Why are re-tear rates so high?
There are many potential reasons why you may have re-injured your ACL. Let’s review them:
You are at risk
The scientific literature is fairly clear on many of the reasons why some of you are at risk for developing an ACL tear. In many it has to do with your landing mechanics, the orientation of their leg, and in women it has to do with their hormonal variations during their ovulation.
Surgical failure, technical issues or poor graft choice
An ACL reconstruction is a technically challenging procedure. ACL surgery is not as simple as it may seem. It requires attention to detail and a lot of experience. Volume matters. You need to be under the care of a ACL professional who performs many each year. Unfortunately the average surgeon only performs a handful of ACL surgeries each year.
You weren’t ready to return yet.
Many people are under the misconception that simply having the surgery and having your wounds and incisions heal is all that is necessary to enable you to return to sports after ACL surgery. By far the most important part of the ACL process is rehabilitation. The most important people to work with during the ACL recovery process are your physical therapist (and your athletic trainer).
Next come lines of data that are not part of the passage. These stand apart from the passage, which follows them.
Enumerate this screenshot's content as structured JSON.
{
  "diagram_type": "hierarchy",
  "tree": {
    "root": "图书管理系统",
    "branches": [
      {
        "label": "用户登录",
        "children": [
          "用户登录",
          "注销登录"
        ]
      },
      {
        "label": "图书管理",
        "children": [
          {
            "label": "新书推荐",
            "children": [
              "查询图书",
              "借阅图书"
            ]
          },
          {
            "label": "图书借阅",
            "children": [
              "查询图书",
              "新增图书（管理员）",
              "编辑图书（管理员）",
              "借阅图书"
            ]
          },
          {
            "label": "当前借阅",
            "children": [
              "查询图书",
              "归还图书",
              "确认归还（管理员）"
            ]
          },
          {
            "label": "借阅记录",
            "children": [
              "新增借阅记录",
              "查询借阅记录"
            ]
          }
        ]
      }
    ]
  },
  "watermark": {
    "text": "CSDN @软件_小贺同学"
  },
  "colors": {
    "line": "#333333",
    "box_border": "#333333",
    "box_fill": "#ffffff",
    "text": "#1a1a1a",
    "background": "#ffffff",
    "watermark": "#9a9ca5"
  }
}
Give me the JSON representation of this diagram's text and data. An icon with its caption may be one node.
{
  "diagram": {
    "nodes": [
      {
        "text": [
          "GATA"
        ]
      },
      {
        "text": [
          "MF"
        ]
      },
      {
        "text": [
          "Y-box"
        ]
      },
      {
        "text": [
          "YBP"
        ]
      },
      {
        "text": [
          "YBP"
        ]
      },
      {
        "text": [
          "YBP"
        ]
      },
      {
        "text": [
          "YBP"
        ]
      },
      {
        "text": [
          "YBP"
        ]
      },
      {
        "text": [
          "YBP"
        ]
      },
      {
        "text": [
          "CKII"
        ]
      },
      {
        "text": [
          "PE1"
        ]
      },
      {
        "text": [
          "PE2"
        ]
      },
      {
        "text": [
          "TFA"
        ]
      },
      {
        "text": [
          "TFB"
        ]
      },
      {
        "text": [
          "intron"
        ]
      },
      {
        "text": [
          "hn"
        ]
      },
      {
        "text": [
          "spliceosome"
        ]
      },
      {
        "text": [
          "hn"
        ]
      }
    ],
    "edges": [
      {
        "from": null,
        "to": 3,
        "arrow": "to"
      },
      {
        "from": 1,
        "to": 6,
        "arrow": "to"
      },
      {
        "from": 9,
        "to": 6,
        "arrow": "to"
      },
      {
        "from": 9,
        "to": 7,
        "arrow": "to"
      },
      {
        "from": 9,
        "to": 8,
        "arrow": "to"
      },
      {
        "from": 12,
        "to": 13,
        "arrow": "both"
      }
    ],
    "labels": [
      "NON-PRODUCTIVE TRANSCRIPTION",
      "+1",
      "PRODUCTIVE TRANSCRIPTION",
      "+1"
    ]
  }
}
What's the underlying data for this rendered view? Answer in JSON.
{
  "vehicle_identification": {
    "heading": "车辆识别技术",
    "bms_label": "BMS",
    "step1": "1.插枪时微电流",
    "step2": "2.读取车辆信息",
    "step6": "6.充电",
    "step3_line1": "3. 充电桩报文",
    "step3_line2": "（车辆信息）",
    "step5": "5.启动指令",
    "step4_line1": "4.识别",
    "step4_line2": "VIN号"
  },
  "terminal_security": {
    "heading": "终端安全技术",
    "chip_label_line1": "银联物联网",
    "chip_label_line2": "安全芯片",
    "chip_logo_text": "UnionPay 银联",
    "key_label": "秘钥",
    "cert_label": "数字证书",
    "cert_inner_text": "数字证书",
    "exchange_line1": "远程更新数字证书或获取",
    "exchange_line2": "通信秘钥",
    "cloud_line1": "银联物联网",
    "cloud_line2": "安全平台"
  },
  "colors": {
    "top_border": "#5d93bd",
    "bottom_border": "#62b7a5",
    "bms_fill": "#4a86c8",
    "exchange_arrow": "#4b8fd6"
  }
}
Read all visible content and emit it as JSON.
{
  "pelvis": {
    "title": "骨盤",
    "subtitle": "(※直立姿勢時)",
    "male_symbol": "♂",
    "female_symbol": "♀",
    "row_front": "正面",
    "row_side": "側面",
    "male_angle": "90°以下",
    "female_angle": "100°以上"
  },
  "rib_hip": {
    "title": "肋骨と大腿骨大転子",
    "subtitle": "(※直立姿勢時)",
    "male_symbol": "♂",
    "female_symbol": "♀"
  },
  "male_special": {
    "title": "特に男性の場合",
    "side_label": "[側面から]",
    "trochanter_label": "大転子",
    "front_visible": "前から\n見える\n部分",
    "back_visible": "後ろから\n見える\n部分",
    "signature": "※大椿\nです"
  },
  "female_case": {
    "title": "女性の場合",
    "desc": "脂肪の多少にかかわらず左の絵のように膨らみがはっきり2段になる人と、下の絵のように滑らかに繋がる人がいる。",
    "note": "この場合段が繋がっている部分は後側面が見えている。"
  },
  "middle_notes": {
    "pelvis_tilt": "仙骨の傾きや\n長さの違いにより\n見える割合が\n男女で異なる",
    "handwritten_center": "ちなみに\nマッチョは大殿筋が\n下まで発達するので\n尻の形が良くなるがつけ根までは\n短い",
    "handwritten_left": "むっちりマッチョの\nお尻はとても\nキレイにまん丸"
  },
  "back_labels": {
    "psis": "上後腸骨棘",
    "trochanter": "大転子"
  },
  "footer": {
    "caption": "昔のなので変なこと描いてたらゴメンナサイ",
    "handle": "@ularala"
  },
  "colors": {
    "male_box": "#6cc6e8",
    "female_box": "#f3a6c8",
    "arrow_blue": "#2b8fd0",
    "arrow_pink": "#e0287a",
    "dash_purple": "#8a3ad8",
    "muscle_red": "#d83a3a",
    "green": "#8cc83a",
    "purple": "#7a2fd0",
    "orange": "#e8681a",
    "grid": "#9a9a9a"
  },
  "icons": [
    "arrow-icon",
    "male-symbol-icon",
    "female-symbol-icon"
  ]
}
Regaining your normal strength is only a small part of the overall recovery process. You will need to learn proper landing mechanics, jumping and pivoting mechanics and the entire lower half of your body will need to be properly educated to minimize the risk of another injury.
The psychological or emotional part of the recovery can not be ignored and plays a huge role in the successful return to the playing field.
ACL physical therapy should be done with a physical therapist that is up to date with research and understands all phases of rehab. Volume matters.
Physical therapy for ACL reconstructions should be done with an ACL professional who understands all facets ACL rehabilitation. Recovering from ACL reconstruction is an extremely lengthy process and is one of the most challenging injuries to overcome. It takes a significant amount of time to regain symmetrical muscle strength and confidence to restore an athlete’s ability to return to sport. This could also mean referring to a strength coach who understands high level movements and strengthening. In reality it’s recognizing your limitations to do what’s right for the patient. The physical therapist and athletic trainer should be able to confidently determine when an athlete is safe to return to play through a battery of return to sport testing.
ACL tears is one of the most challenging injuries to overcome and having the right physical therapist and doctor can make all the difference.
If you go to soon you risk the chance at re-injuring.